Comment saint Thomas conçoit-il le rapport entre l’être et Dieu ? Pour commencer, il faut caractériser le rapport entre Dieu et le sujet de la métaphysique. Dieu est-il le sujet de la métaphysique, comme l’a pensé Averroès ? Dans son Commentaire de la Métaphysique d’Aristote, Thomas suit Avicenne, et affirme que c’est l’étant commun qui est le sujet de la métaphysique. Dieu fait-il dès lors partie de la métaphysique ? Duns Scot, concevant l’étant commun comme sujet de la métaphysique, faisait à ce titre entrer Dieu dans la métaphysique et le soumettait à la raison d’étant, à la commune et univoque étantité. Il en va autrement chez saint Thomas. Dieu n’est pas le sujet de la métaphysique, mais il est la cause de ce sujet. Or, « il revient à la même science de considérer les causes propres d’un genre donné et le genre en question » (Commentaire de la Métaphysique, Prologue, cité ici p. 61). La métaphysique traitera donc de Dieu non comme de son sujet, mais comme de la cause de son sujet. Ainsi Thomas pense-t-il à la fois la transcendance de Dieu, qui n’est pas inclus dans l’étant commun, et son appartenance à la métaphysique. « Décisive donc, cette instauration postule en même temps que Dieu n’est pas maîtrisé par la métaphysique ; qu’il entretient vis-à-vis de tout ce qui est étant un rapport de transcendance ; qu’il n’appartient pas à l’étant commun ; mais que, toutefois, il n’est pas évacué de tout lien avec l’être, en tant qu’il est la cause de tout ce qui est étant ; qu’il est mesure sans être mesuré. » (p. 64). D’où il apparaît que la métaphysique de Thomas d’Aquin n’est pas une onto-théo-logie. L’honneur est sauf.

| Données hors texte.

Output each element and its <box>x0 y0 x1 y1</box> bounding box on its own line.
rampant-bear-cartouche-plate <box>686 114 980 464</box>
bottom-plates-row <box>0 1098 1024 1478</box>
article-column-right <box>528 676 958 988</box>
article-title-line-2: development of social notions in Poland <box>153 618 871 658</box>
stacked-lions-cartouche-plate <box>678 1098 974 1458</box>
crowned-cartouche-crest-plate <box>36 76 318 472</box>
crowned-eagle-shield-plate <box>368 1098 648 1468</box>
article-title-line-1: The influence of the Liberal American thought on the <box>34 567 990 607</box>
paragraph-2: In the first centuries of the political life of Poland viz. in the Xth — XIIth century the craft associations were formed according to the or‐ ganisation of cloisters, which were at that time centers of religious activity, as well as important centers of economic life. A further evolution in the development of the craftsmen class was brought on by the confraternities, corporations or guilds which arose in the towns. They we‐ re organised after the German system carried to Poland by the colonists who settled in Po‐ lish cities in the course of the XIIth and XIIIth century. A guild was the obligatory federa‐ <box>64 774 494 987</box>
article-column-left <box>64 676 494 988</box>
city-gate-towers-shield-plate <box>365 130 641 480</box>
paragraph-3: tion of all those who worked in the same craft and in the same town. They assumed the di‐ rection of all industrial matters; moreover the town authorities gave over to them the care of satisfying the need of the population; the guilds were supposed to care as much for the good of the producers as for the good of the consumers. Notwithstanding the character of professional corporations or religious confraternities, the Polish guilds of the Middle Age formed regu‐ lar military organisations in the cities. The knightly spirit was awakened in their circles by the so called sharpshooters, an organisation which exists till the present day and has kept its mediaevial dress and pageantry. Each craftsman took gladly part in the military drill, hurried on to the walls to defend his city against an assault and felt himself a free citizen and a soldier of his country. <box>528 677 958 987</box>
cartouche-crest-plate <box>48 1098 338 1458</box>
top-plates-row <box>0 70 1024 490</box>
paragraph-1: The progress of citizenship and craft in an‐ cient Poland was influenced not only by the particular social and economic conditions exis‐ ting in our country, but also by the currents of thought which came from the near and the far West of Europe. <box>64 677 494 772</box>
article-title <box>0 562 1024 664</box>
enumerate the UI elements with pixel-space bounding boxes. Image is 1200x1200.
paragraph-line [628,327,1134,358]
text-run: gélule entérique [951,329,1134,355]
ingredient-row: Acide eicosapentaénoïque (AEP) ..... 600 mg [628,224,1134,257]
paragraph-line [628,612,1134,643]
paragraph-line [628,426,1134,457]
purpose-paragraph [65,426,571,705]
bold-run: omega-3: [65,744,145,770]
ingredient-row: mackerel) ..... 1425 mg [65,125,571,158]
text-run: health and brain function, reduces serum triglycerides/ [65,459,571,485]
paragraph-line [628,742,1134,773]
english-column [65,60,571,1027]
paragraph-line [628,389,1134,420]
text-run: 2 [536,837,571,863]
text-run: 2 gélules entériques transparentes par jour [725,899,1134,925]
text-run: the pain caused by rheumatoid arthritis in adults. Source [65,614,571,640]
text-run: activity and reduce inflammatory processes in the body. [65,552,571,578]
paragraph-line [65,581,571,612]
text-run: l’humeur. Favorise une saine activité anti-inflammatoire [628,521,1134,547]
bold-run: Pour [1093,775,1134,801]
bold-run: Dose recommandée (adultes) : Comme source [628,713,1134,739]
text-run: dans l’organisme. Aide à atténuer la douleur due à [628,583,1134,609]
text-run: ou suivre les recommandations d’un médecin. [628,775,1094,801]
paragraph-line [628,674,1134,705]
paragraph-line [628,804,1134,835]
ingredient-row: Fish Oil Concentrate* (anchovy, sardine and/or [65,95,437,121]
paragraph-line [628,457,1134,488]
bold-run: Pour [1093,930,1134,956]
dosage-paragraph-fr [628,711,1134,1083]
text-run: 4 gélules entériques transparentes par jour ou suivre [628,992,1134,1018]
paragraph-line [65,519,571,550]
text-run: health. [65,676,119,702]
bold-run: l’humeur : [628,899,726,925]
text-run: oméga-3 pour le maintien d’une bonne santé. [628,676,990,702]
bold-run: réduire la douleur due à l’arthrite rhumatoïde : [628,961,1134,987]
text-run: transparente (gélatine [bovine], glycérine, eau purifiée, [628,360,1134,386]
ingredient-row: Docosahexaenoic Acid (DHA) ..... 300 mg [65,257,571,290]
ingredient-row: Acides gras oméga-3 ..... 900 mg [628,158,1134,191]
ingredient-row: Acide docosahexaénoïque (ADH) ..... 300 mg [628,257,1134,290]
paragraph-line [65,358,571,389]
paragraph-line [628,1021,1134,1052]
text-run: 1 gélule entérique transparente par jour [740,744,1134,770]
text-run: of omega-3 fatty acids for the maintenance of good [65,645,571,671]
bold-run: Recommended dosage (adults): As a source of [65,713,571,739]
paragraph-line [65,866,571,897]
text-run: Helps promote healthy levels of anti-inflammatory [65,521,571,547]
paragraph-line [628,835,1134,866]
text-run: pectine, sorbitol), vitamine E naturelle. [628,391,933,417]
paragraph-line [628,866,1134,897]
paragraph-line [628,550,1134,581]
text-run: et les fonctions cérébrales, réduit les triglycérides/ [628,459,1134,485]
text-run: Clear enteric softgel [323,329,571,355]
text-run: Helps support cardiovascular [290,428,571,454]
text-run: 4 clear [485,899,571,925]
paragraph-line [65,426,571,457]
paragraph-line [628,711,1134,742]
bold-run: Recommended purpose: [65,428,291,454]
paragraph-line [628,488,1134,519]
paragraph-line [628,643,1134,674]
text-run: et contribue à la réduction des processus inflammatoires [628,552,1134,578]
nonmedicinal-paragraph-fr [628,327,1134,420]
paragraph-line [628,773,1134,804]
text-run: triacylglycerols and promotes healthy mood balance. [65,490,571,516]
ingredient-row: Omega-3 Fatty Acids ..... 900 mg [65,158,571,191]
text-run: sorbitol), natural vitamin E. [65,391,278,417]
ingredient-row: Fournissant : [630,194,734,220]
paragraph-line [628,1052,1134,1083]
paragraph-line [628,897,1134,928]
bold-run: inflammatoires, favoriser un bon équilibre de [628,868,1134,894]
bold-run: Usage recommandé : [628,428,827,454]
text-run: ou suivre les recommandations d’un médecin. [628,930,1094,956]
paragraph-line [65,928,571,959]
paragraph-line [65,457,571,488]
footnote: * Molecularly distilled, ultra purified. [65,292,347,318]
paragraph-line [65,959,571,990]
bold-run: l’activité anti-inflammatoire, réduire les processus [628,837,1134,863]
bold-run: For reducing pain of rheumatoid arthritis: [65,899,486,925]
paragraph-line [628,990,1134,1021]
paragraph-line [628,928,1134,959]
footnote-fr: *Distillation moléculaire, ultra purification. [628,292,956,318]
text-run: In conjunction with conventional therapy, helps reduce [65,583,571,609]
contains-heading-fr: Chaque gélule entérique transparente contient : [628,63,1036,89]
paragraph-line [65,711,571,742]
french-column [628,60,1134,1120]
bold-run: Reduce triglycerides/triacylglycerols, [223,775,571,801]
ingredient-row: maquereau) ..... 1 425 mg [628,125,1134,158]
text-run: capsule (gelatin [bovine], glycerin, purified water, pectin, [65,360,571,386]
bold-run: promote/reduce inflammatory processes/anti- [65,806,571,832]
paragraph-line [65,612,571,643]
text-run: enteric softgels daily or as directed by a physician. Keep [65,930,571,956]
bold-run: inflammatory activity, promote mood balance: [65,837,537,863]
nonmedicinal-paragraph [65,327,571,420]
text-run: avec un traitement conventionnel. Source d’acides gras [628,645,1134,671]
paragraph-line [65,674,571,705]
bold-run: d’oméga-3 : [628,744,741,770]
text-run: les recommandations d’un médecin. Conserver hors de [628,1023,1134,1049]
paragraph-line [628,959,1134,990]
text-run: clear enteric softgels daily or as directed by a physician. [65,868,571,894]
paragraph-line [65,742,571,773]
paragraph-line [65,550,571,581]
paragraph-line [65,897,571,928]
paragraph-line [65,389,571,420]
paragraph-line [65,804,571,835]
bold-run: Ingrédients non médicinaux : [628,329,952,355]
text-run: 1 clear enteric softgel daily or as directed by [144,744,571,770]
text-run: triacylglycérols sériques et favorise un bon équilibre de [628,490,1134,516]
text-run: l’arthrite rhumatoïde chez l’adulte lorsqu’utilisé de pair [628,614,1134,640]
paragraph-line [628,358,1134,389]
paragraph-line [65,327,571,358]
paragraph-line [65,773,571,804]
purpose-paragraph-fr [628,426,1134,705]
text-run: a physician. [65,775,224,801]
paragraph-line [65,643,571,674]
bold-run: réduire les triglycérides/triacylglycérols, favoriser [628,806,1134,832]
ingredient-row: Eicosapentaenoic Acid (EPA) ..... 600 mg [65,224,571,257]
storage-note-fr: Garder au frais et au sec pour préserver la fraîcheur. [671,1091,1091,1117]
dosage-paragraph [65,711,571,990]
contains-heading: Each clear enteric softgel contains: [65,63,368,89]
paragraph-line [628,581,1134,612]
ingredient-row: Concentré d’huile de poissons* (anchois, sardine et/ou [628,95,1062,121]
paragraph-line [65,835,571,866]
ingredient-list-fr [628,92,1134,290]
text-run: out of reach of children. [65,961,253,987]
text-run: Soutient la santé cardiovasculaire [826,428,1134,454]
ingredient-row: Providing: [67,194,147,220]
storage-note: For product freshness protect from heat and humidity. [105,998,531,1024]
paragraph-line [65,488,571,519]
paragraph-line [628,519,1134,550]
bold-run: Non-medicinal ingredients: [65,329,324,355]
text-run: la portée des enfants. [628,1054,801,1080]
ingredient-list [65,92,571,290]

Reste à éclaircir ce « lien avec l’être ». Le P. Humbrecht introduit subtilement le problème : « ne devrait-on pas parler de l’être à partir de Dieu et après lui, plutôt qu’avant lui et pour l’y inclure ? » (p. 100)[17]. Une telle formulation dit déjà tout, en tant qu’elle met le doigt sur l’inversion thomasienne du rapport entre l’être et Dieu. Plus précisément, il en va ici d’une inversion de l’ordre d’invention et de l’ordre de perfection. Si, dans l’ordre d’invention, nous connaissons d’abord l’étant commun, par abstraction des déterminations particulières des étants, cependant, dans l’ordre de perfection, c’est Dieu qui est à titre premier et principal, et le reste est causé par lui et donc est secondairement. Il faut tâcher de ne pas perdre de vue cette inversion qu’opère notre mode fini de connaître, et la renverser – la remettre à l’endroit – autant que possible. « Du point de vue du métaphysicien au travail, il y a donc une double opération de bascule, ascendante puis descendante. D’un côté, l’intellect accède à Dieu comme premier étant à partir des effets, de bas en haut, au titre unique de sa situation éminente et parfaite, bref, de la transcendance de sa divinité ; de l’autre, ce statut transcendant de la divinité impose, de haut en bas, une certaine façon de parler de l’être […], pour lui d’abord et ensuite pour tous les autres, par contraste et par conséquence. » (p. 101). Qu’est-ce à dire ? C’est dire que l’être est d’abord avec Dieu, que Dieu est d’abord l’être, et que nous ne sommes que par lui, par dérivation. L’être ne nous convient pas en soi premièrement, mais il est d’abord le propre de Dieu. Ce renversement est décisif : « la façon dont Dieu est être précède et cause la façon dont les étants reçoivent l’être autant que l’essence » (p. 101). Il faut commencer par Dieu, qui est le commencement.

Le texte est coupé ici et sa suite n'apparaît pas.